Shortly after my fourth decade began, I noticed something was amiss. I found myself eating margarita salt straight from the container and yelling at the hamsters for not helping out enough around the house. Starting the month after my last birthday (#43), I was definitely getting a bit more peeved than usual on certain days, over fairly basic behaviours, like someone chewing audibly. I’m not talking about the“I don't like that...” kind of irritated. It was more like a “I'm going to burn your garage down tonight and make S'mores in the flickering flames of what used to be your children's bicycles” sorta-mad. 

All of a sudden, people standing behind me in line at the grocery store were breathing too loudly, forgetting to wear deodorant, and just plain existing without my implicit permission. And don’t think I’m not letting them know about it either. And don’t try to make me feel remotely better by saying that I am “suffering” from PMS, BECAUSE I AM NOT THE ONE SUFFERING.

That pleasure is reserved for those unlucky souls around me. One teeny little verbal scathing to a perfect stranger at a stoplight for pausing too long at the green signal sends my daughter running for the calendar. If she finds a red “X” there, she gathers rations and retreats to her room, where she curls into the fetal position for a few days. There are ways to deal with me, however. It’s simple really - just do what I say, and do it RIGHT FUCKING NOW. And for your own sake, do it EXACTLY as I tell you to. Helmets and protective lenses are optional, but advised.

Last month some unlucky collection agent picked the short straw and the wrong day to dial my number.

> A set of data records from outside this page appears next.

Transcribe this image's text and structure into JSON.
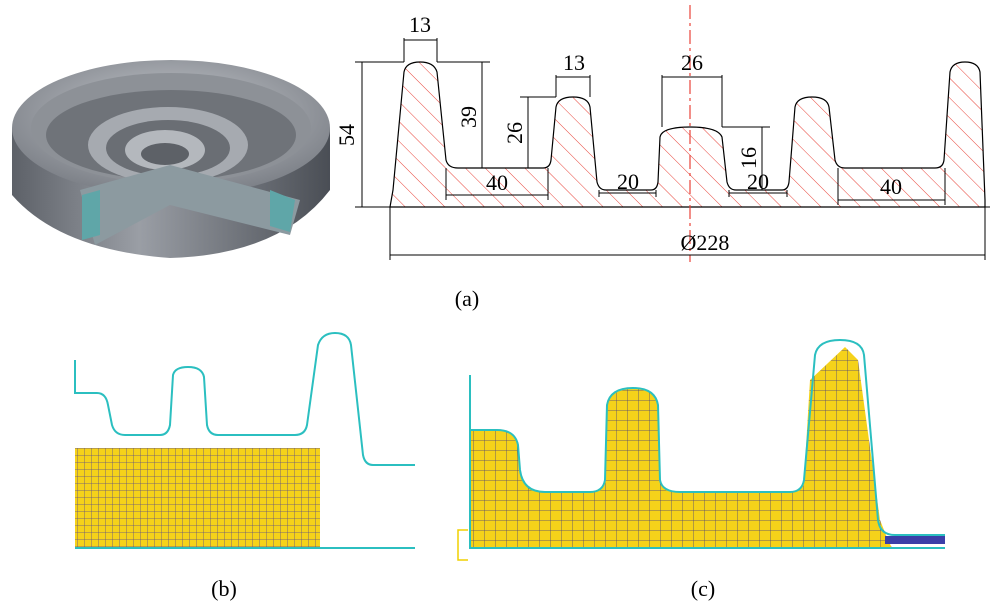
{
  "part_a": {
    "dimensions": [
      "13",
      "13",
      "26",
      "54",
      "39",
      "26",
      "16",
      "40",
      "20",
      "20",
      "40",
      "Ø228"
    ]
  },
  "captions": [
    "(a)",
    "(b)",
    "(c)"
  ]
}
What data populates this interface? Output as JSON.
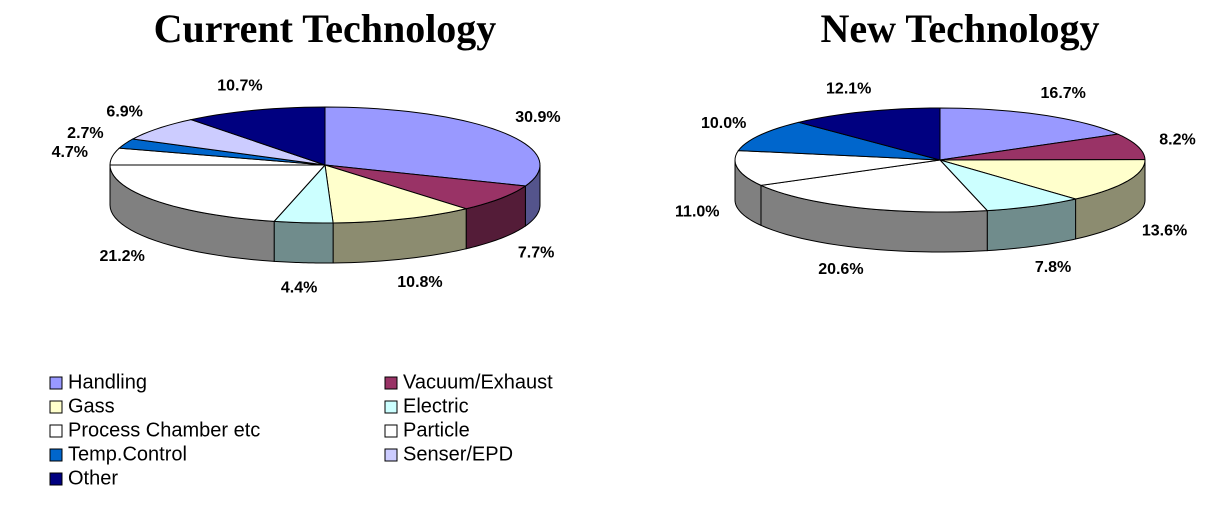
{
  "chart_data": [
    {
      "type": "pie",
      "title": "Current Technology",
      "categories": [
        "Handling",
        "Vacuum/Exhaust",
        "Gass",
        "Electric",
        "Process Chamber  etc",
        "Particle",
        "Temp.Control",
        "Senser/EPD",
        "Other"
      ],
      "values": [
        30.9,
        7.7,
        10.8,
        4.4,
        21.2,
        4.7,
        2.7,
        6.9,
        10.7
      ],
      "value_labels": [
        "30.9%",
        "7.7%",
        "10.8%",
        "4.4%",
        "21.2%",
        "4.7%",
        "2.7%",
        "6.9%",
        "10.7%"
      ],
      "colors": [
        "#9999ff",
        "#993366",
        "#ffffcc",
        "#ccffff",
        "#ffffff",
        "#ffffff",
        "#0066cc",
        "#ccccff",
        "#000080"
      ]
    },
    {
      "type": "pie",
      "title": "New Technology",
      "categories": [
        "Handling",
        "Vacuum/Exhaust",
        "Gass",
        "Electric",
        "Process Chamber  etc",
        "Particle",
        "Temp.Control",
        "Other"
      ],
      "values": [
        16.7,
        8.2,
        13.6,
        7.8,
        20.6,
        11.0,
        10.0,
        12.1
      ],
      "value_labels": [
        "16.7%",
        "8.2%",
        "13.6%",
        "7.8%",
        "20.6%",
        "11.0%",
        "10.0%",
        "12.1%"
      ],
      "colors": [
        "#9999ff",
        "#993366",
        "#ffffcc",
        "#ccffff",
        "#ffffff",
        "#ffffff",
        "#0066cc",
        "#000080"
      ]
    }
  ]
}
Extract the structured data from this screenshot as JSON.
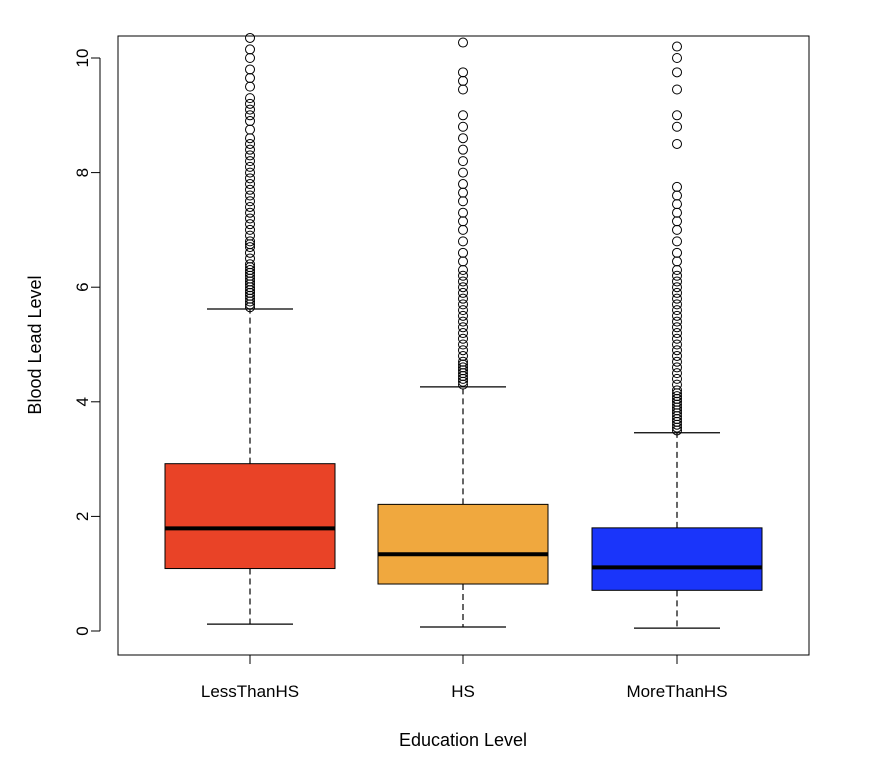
{
  "chart_data": {
    "type": "boxplot",
    "xlabel": "Education Level",
    "ylabel": "Blood Lead Level",
    "ylim": [
      -0.4,
      10.4
    ],
    "yticks": [
      0,
      2,
      4,
      6,
      8,
      10
    ],
    "grid": false,
    "legend": "none",
    "categories": [
      "LessThanHS",
      "HS",
      "MoreThanHS"
    ],
    "colors": [
      "#E94327",
      "#F0A83E",
      "#1A35FA"
    ],
    "boxes": [
      {
        "category": "LessThanHS",
        "whisker_low": 0.12,
        "q1": 1.09,
        "median": 1.79,
        "q3": 2.92,
        "whisker_high": 5.62,
        "outliers": [
          5.65,
          5.7,
          5.75,
          5.8,
          5.85,
          5.9,
          5.95,
          6.0,
          6.05,
          6.1,
          6.15,
          6.2,
          6.25,
          6.3,
          6.35,
          6.4,
          6.5,
          6.6,
          6.7,
          6.75,
          6.8,
          6.9,
          7.0,
          7.1,
          7.2,
          7.3,
          7.4,
          7.5,
          7.6,
          7.7,
          7.8,
          7.9,
          8.0,
          8.1,
          8.2,
          8.3,
          8.4,
          8.5,
          8.6,
          8.75,
          8.9,
          9.0,
          9.1,
          9.2,
          9.3,
          9.5,
          9.65,
          9.8,
          10.0,
          10.15,
          10.35
        ]
      },
      {
        "category": "HS",
        "whisker_low": 0.07,
        "q1": 0.82,
        "median": 1.34,
        "q3": 2.21,
        "whisker_high": 4.26,
        "outliers": [
          4.3,
          4.35,
          4.4,
          4.45,
          4.5,
          4.55,
          4.6,
          4.65,
          4.7,
          4.8,
          4.9,
          5.0,
          5.1,
          5.2,
          5.3,
          5.4,
          5.5,
          5.6,
          5.7,
          5.8,
          5.9,
          6.0,
          6.1,
          6.2,
          6.3,
          6.45,
          6.6,
          6.8,
          7.0,
          7.15,
          7.3,
          7.5,
          7.65,
          7.8,
          8.0,
          8.2,
          8.4,
          8.6,
          8.8,
          9.0,
          9.45,
          9.6,
          9.75,
          10.27
        ]
      },
      {
        "category": "MoreThanHS",
        "whisker_low": 0.05,
        "q1": 0.71,
        "median": 1.11,
        "q3": 1.8,
        "whisker_high": 3.46,
        "outliers": [
          3.5,
          3.55,
          3.6,
          3.65,
          3.7,
          3.75,
          3.8,
          3.85,
          3.9,
          3.95,
          4.0,
          4.05,
          4.1,
          4.15,
          4.2,
          4.3,
          4.4,
          4.5,
          4.6,
          4.7,
          4.8,
          4.9,
          5.0,
          5.1,
          5.2,
          5.3,
          5.4,
          5.5,
          5.6,
          5.7,
          5.8,
          5.9,
          6.0,
          6.1,
          6.2,
          6.3,
          6.45,
          6.6,
          6.8,
          7.0,
          7.15,
          7.3,
          7.45,
          7.6,
          7.75,
          8.5,
          8.8,
          9.0,
          9.45,
          9.75,
          10.0,
          10.2
        ]
      }
    ]
  }
}
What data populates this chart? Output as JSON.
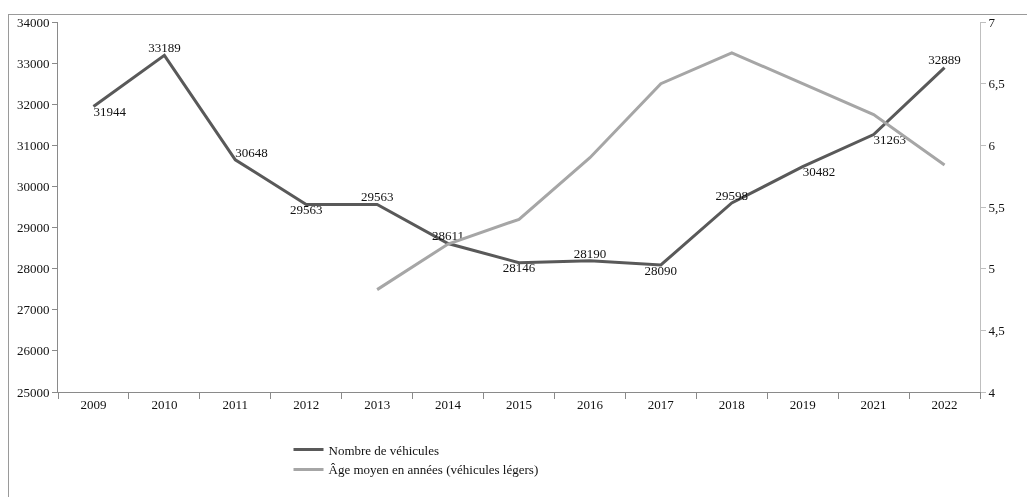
{
  "chart_data": {
    "type": "line",
    "categories": [
      "2009",
      "2010",
      "2011",
      "2012",
      "2013",
      "2014",
      "2015",
      "2016",
      "2017",
      "2018",
      "2019",
      "2021",
      "2022"
    ],
    "series": [
      {
        "name": "Nombre de véhicules",
        "color": "#595959",
        "values": [
          31944,
          33189,
          30648,
          29563,
          29563,
          28611,
          28146,
          28190,
          28090,
          29598,
          30482,
          31263,
          32889
        ],
        "value_labels": [
          "31944",
          "33189",
          "30648",
          "29563",
          "29563",
          "28611",
          "28146",
          "28190",
          "28090",
          "29598",
          "30482",
          "31263",
          "32889"
        ]
      },
      {
        "name": "Âge moyen en années (véhicules légers)",
        "color": "#a6a6a6",
        "axis": "y2",
        "values": [
          null,
          null,
          null,
          null,
          4.83,
          5.2,
          5.4,
          5.9,
          6.5,
          6.75,
          6.5,
          6.25,
          5.84
        ]
      }
    ],
    "ylim": [
      25000,
      34000
    ],
    "yticks": [
      25000,
      26000,
      27000,
      28000,
      29000,
      30000,
      31000,
      32000,
      33000,
      34000
    ],
    "y2lim": [
      4,
      7
    ],
    "y2ticks": [
      4,
      {
        "value": 4.5,
        "label": "4,5"
      },
      5,
      {
        "value": 5.5,
        "label": "5,5"
      },
      6,
      {
        "value": 6.5,
        "label": "6,5"
      },
      7
    ],
    "grid": false,
    "legend": "bottom",
    "marker": "none",
    "line_style": "solid"
  }
}
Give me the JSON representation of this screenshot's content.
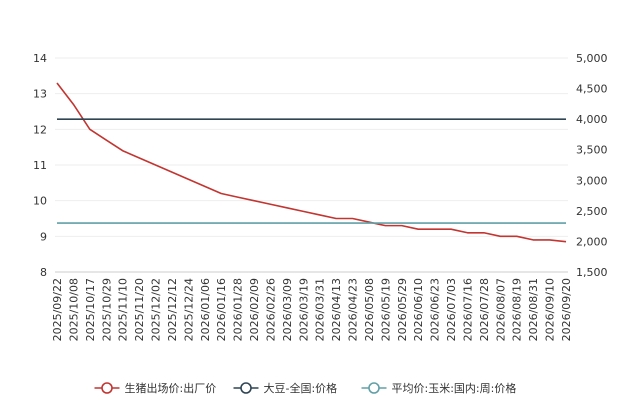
{
  "chart_data": {
    "type": "line",
    "grid": true,
    "legend_position": "bottom",
    "x_ticks": [
      "2025/09/22",
      "2025/10/08",
      "2025/10/17",
      "2025/10/29",
      "2025/11/10",
      "2025/11/20",
      "2025/12/02",
      "2025/12/12",
      "2025/12/24",
      "2026/01/06",
      "2026/01/16",
      "2026/01/28",
      "2026/02/09",
      "2026/02/26",
      "2026/03/09",
      "2026/03/19",
      "2026/03/31",
      "2026/04/13",
      "2026/04/23",
      "2026/05/08",
      "2026/05/19",
      "2026/05/29",
      "2026/06/10",
      "2026/06/23",
      "2026/07/03",
      "2026/07/16",
      "2026/07/28",
      "2026/08/07",
      "2026/08/19",
      "2026/08/31",
      "2026/09/10",
      "2026/09/20"
    ],
    "y_left": {
      "ylim": [
        8,
        14
      ],
      "ticks": [
        "8",
        "9",
        "10",
        "11",
        "12",
        "13",
        "14"
      ]
    },
    "y_right": {
      "ylim": [
        1500,
        5000
      ],
      "ticks": [
        "1,500",
        "2,000",
        "2,500",
        "3,000",
        "3,500",
        "4,000",
        "4,500",
        "5,000"
      ]
    },
    "series": [
      {
        "name": "生猪出场价:出厂价",
        "axis": "left",
        "color": "#c23531",
        "values": [
          13.3,
          12.7,
          12.0,
          11.7,
          11.4,
          11.2,
          11.0,
          10.8,
          10.6,
          10.4,
          10.2,
          10.1,
          10.0,
          9.9,
          9.8,
          9.7,
          9.6,
          9.5,
          9.5,
          9.4,
          9.3,
          9.3,
          9.2,
          9.2,
          9.2,
          9.1,
          9.1,
          9.0,
          9.0,
          8.9,
          8.9,
          8.85
        ]
      },
      {
        "name": "大豆-全国:价格",
        "axis": "right",
        "color": "#2f4554",
        "values": [
          4000,
          4000,
          4000,
          4000,
          4000,
          4000,
          4000,
          4000,
          4000,
          4000,
          4000,
          4000,
          4000,
          4000,
          4000,
          4000,
          4000,
          4000,
          4000,
          4000,
          4000,
          4000,
          4000,
          4000,
          4000,
          4000,
          4000,
          4000,
          4000,
          4000,
          4000,
          4000
        ]
      },
      {
        "name": "平均价:玉米:国内:周:价格",
        "axis": "right",
        "color": "#61a0a8",
        "values": [
          2300,
          2300,
          2300,
          2300,
          2300,
          2300,
          2300,
          2300,
          2300,
          2300,
          2300,
          2300,
          2300,
          2300,
          2300,
          2300,
          2300,
          2300,
          2300,
          2300,
          2300,
          2300,
          2300,
          2300,
          2300,
          2300,
          2300,
          2300,
          2300,
          2300,
          2300,
          2300
        ]
      }
    ]
  }
}
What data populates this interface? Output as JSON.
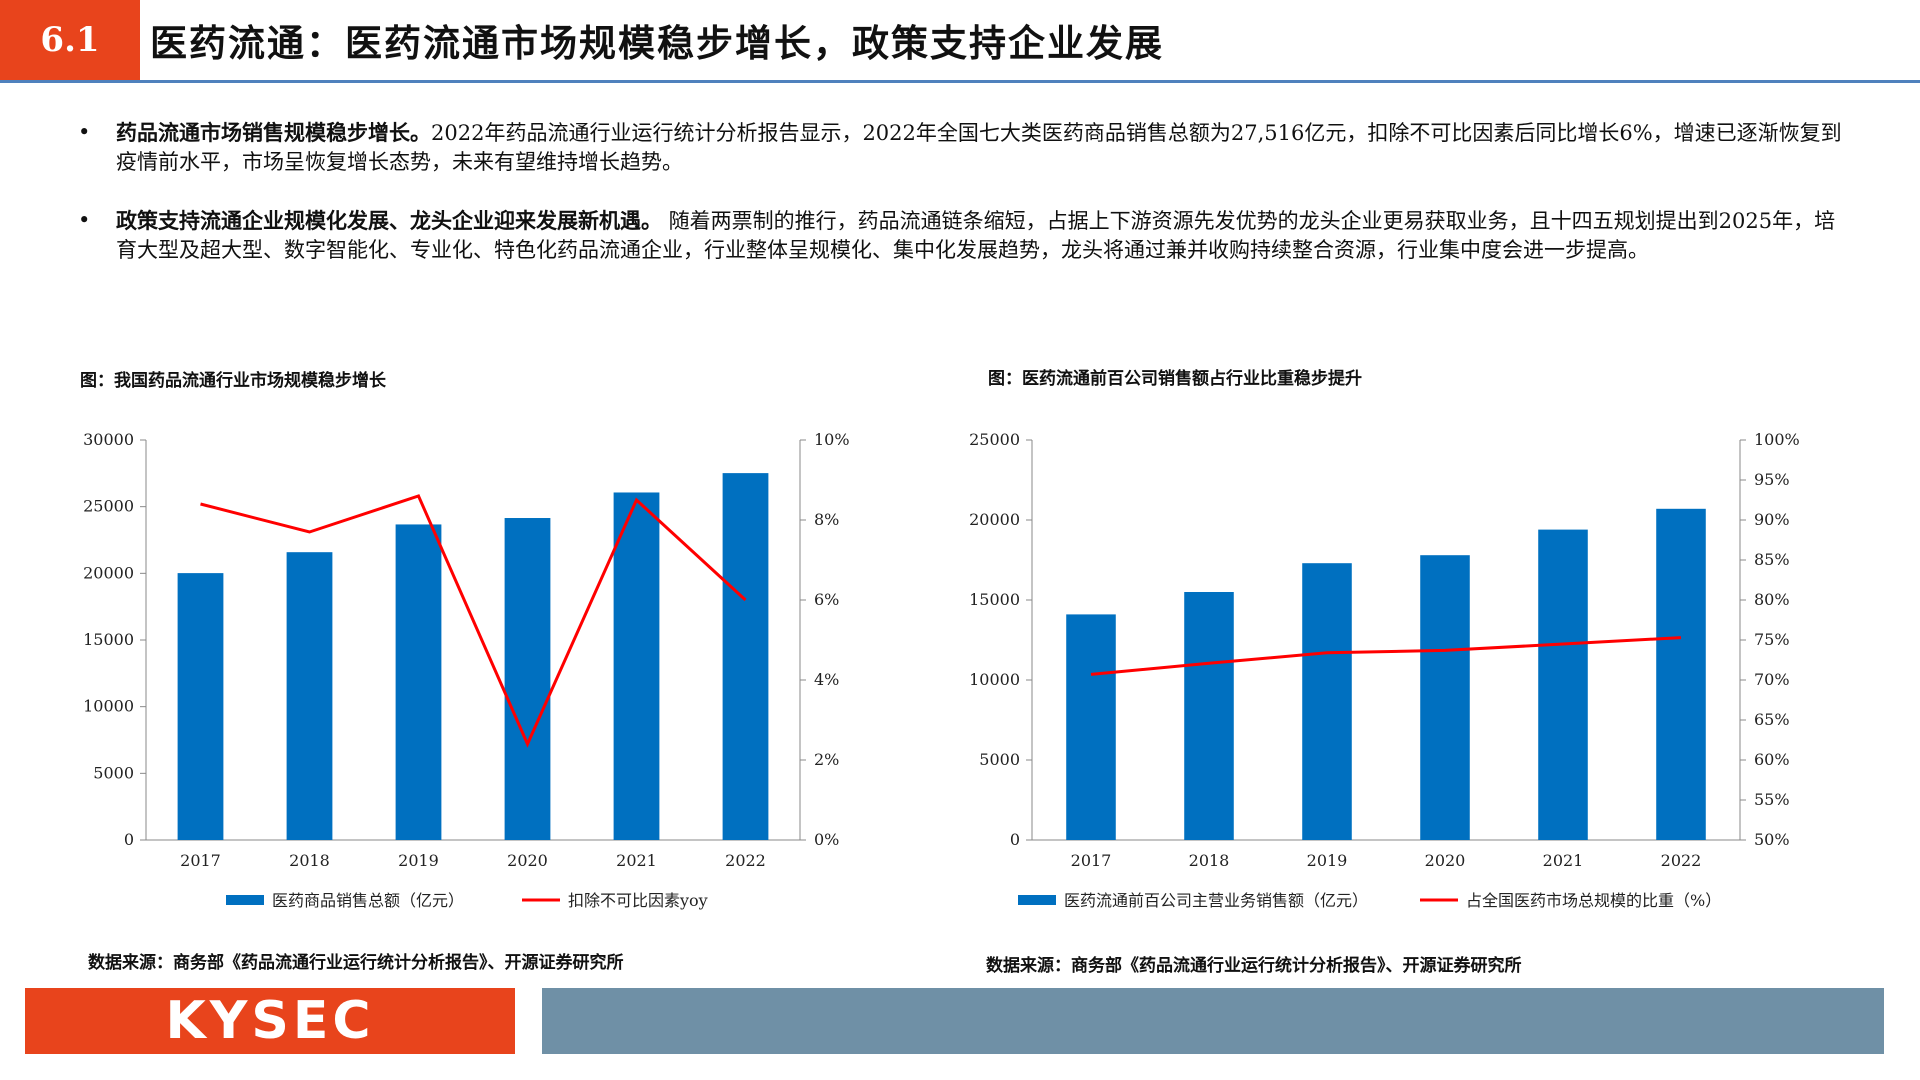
{
  "header": {
    "section": "6.1",
    "title": "医药流通：医药流通市场规模稳步增长，政策支持企业发展"
  },
  "bullets": [
    {
      "marker": "•",
      "bold": "药品流通市场销售规模稳步增长。",
      "text": "2022年药品流通行业运行统计分析报告显示，2022年全国七大类医药商品销售总额为27,516亿元，扣除不可比因素后同比增长6%，增速已逐渐恢复到疫情前水平，市场呈恢复增长态势，未来有望维持增长趋势。"
    },
    {
      "marker": "•",
      "bold": "政策支持流通企业规模化发展、龙头企业迎来发展新机遇。",
      "text": " 随着两票制的推行，药品流通链条缩短，占据上下游资源先发优势的龙头企业更易获取业务，且十四五规划提出到2025年，培育大型及超大型、数字智能化、专业化、特色化药品流通企业，行业整体呈规模化、集中化发展趋势，龙头将通过兼并收购持续整合资源，行业集中度会进一步提高。"
    }
  ],
  "colors": {
    "accent": "#e8441c",
    "bar": "#0070c0",
    "line": "#ff0000",
    "rule": "#4f81bd",
    "footer_bar": "#6f90a6"
  },
  "chart_data": [
    {
      "type": "bar",
      "title": "图：我国药品流通行业市场规模稳步增长",
      "categories": [
        "2017",
        "2018",
        "2019",
        "2020",
        "2021",
        "2022"
      ],
      "series": [
        {
          "name": "医药商品销售总额（亿元）",
          "type": "bar",
          "axis": "left",
          "values": [
            20016,
            21586,
            23667,
            24149,
            26064,
            27516
          ]
        },
        {
          "name": "扣除不可比因素yoy",
          "type": "line",
          "axis": "right",
          "values": [
            8.4,
            7.7,
            8.6,
            2.4,
            8.5,
            6.0
          ]
        }
      ],
      "y_left": {
        "min": 0,
        "max": 30000,
        "ticks": [
          0,
          5000,
          10000,
          15000,
          20000,
          25000,
          30000
        ]
      },
      "y_right": {
        "min": 0,
        "max": 10,
        "ticks": [
          0,
          2,
          4,
          6,
          8,
          10
        ],
        "tick_labels": [
          "0%",
          "2%",
          "4%",
          "6%",
          "8%",
          "10%"
        ]
      },
      "legend": "bottom",
      "grid": false,
      "source": "数据来源：商务部《药品流通行业运行统计分析报告》、开源证券研究所"
    },
    {
      "type": "bar",
      "title": "图：医药流通前百公司销售额占行业比重稳步提升",
      "categories": [
        "2017",
        "2018",
        "2019",
        "2020",
        "2021",
        "2022"
      ],
      "series": [
        {
          "name": "医药流通前百公司主营业务销售额（亿元）",
          "type": "bar",
          "axis": "left",
          "values": [
            14100,
            15500,
            17300,
            17800,
            19400,
            20700
          ]
        },
        {
          "name": "占全国医药市场总规模的比重（%）",
          "type": "line",
          "axis": "right",
          "values": [
            70.7,
            72.1,
            73.4,
            73.7,
            74.5,
            75.3
          ]
        }
      ],
      "y_left": {
        "min": 0,
        "max": 25000,
        "ticks": [
          0,
          5000,
          10000,
          15000,
          20000,
          25000
        ]
      },
      "y_right": {
        "min": 50,
        "max": 100,
        "ticks": [
          50,
          55,
          60,
          65,
          70,
          75,
          80,
          85,
          90,
          95,
          100
        ],
        "tick_labels": [
          "50%",
          "55%",
          "60%",
          "65%",
          "70%",
          "75%",
          "80%",
          "85%",
          "90%",
          "95%",
          "100%"
        ]
      },
      "legend": "bottom",
      "grid": false,
      "source": "数据来源：商务部《药品流通行业运行统计分析报告》、开源证券研究所"
    }
  ],
  "footer": {
    "logo": "KYSEC"
  }
}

I had paid my cell phone bill 10 minutes late and therefore apparently deserved to be hounded, harassed, and hung out to dry. But by the end of our call she had offered to pay the bill on my behalf, and somehow I had ended up with 150 extra free monthly minutes and a tote bag/umbrella was on its way to me via FedEx Overnight.

No one is safe from my foul mood and even though I can hear the words coming out of mouth, I feel ba...no, wait. I don't feel bad. When I am saying and feeling "the terrible," I don't even care, because I am itchy on the inside and nothing fits and there's none of that IPA beer I like left in the fridge and who the fuck hung the toilet paper OVER the roll?  

I may be sorry after the storm has subsided, but as long as the rain of PMS wrath is coming down, I feel nothing but frustration and semi-restrained contempt. 

If PMS is exponential in strength and it continues to increase throughout out my 40s until the sweet release of menopause, please keep this information from me and my family/friends. It will only cause them to look for alternatives to being around me for the next decade or so and I need them here to get me stuff. YOU GOT THAT?